Broken pagination for features
Description When querying a features collection which should return a result with more features than the limit, there appears to be no "next" link in the result to get the next page. Additionally, following the "json" link removes the "offset" parameter from the query and goes to the first page of results.
Steps to Reproduce This is visible in the demo instance: https://demo.pygeoapi.io/master/collections/dutch_castles/items?limit=10&offset=20
And also in the corresponding json (with offset parameter manually added): https://demo.pygeoapi.io/master/collections/dutch_castles/items?f=json&limit=10&offset=20
And same for the stable version: https://demo.pygeoapi.io/stable/collections/dutch_castles/items?limit=10&offset=20 https://demo.pygeoapi.io/stable/collections/dutch_castles/items?f=json&limit=10&offset=20
Notice how there is a "prev" link to the previous page but no way to go to the next page.
Expected behavior All pages except the last should contain a "next" link. The "json" link should keep all the same parameters as the original query.
Screenshots/Tracebacks
Environment
- pygeoapi version: 0.17.dev0 and 0.16.1
https://github.com/geopython/pygeoapi/blob/6c31a8e371d10750f265357bab62b45bfa9abc8f/pygeoapi/api/itemtypes.py#L532-L533
numberMatched is provider-dependent.
I see that the ogr provider computes numberMatched when asking for the hits (does it make sense to generate a "next" link for the hits?):
https://github.com/geopython/pygeoapi/blob/6c31a8e371d10750f265357bab62b45bfa9abc8f/pygeoapi/provider/ogr.py#L597-L601
This is the reply for the records:
https://github.com/geopython/pygeoapi/blob/6c31a8e371d10750f265357bab62b45bfa9abc8f/pygeoapi/provider/ogr.py#L550-L553
The main issue in using layer.GetFeatureCount() is that could kill performances in some cases, but we do not need to use that just to know if there are more records: we can increment numMatched if there is more, so that the next link is generated.

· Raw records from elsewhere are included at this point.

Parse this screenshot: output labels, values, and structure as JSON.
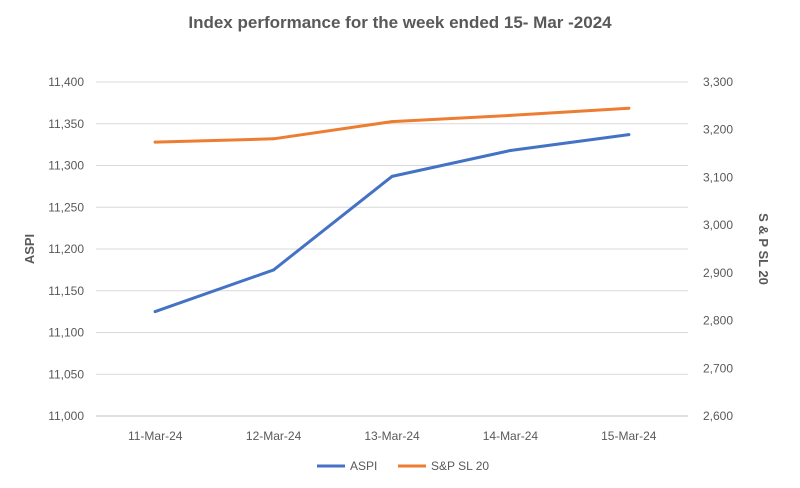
{
  "chart_data": {
    "type": "line",
    "title": "Index performance for the week ended 15- Mar -2024",
    "categories": [
      "11-Mar-24",
      "12-Mar-24",
      "13-Mar-24",
      "14-Mar-24",
      "15-Mar-24"
    ],
    "series": [
      {
        "name": "ASPI",
        "axis": "left",
        "color": "#4472C4",
        "values": [
          11125,
          11175,
          11287,
          11318,
          11337
        ]
      },
      {
        "name": "S&P SL 20",
        "axis": "right",
        "color": "#ED7D31",
        "values": [
          3174,
          3181,
          3217,
          3230,
          3245
        ]
      }
    ],
    "y_left": {
      "label": "ASPI",
      "lim": [
        11000,
        11400
      ],
      "ticks": [
        "11,000",
        "11,050",
        "11,100",
        "11,150",
        "11,200",
        "11,250",
        "11,300",
        "11,350",
        "11,400"
      ]
    },
    "y_right": {
      "label": "S & P SL 20",
      "lim": [
        2600,
        3300
      ],
      "ticks": [
        "2,600",
        "2,700",
        "2,800",
        "2,900",
        "3,000",
        "3,100",
        "3,200",
        "3,300"
      ]
    },
    "grid": true,
    "legend_position": "bottom"
  }
}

numberMatched (and numberReturned for that matter, even though it is mostly a function of len(features])) are optional properties of an OGC API - Features /collections/{collectionId}/items response. numberMatched may be expensive to calculate in some cases, which is why it is optional (some search engines exhibit the same behaviour).
Having said this, prev/next links are also optional parts of an OGC API - Features /collections/{collectionId}/items response.
As a result, providers are not required to implement paging, however it is great if they can do so efficiently.
@frafra what is the status of #1662?
Dug into this...
To my knowledge paging used to work, at least for the OGR Provider with for example WFS (mapped to WFS v2 Paging). This can be activated with source_capabilities: {paging: True} (default is False) in the OGR Provider specific config like in the demo config. It may have worked for all Providers possibly because handled at pygeoapi API level (?).
...digging into older versions of the repo....
I found in an early version ofapi.py (now split and for Features implemented in api/itemtypes.py), after thequery() call:
if len(content['features']) == limit:
next_ = offset + limit
content['links'].append(
{
'type': 'application/geo+json',
'rel': 'next',
'title': 'items (next)',
'href': '{}?offset={}{}'
.format(
uri, next_, serialized_query_params)
})
So the 'next' link is generated when a 'full page' (limit) of Features is returned. This is a bit of an heuristic, assuming the last page will have less than limit features. The only edge case is when the Collection contains N * limit number of Features. Ok, then the 'next' link will render zero Features. Somehow the above has been replaced with the current:
if 'numberMatched' in content:
if content['numberMatched'] > (limit + offset):
next_ = offset + limit
next_href = f'{uri}?offset={next_}{serialized_query_params}'
content['links'].append(
{
'type': 'application/geo+json',
'rel': 'next',
'title': l10n.translate('Items (next)', request.locale),
'href': next_href
})
which relies on numberMatched and is only supported by a few providers.
Like @frafra indicates, also IMO, we do not need the size of all (matched) records in the collection, only if there is a 'next' Feature, thus page. But also this will not apply to all providers.
We could also bring back the original heuristic. I would be in favor as there is no extra performance cost.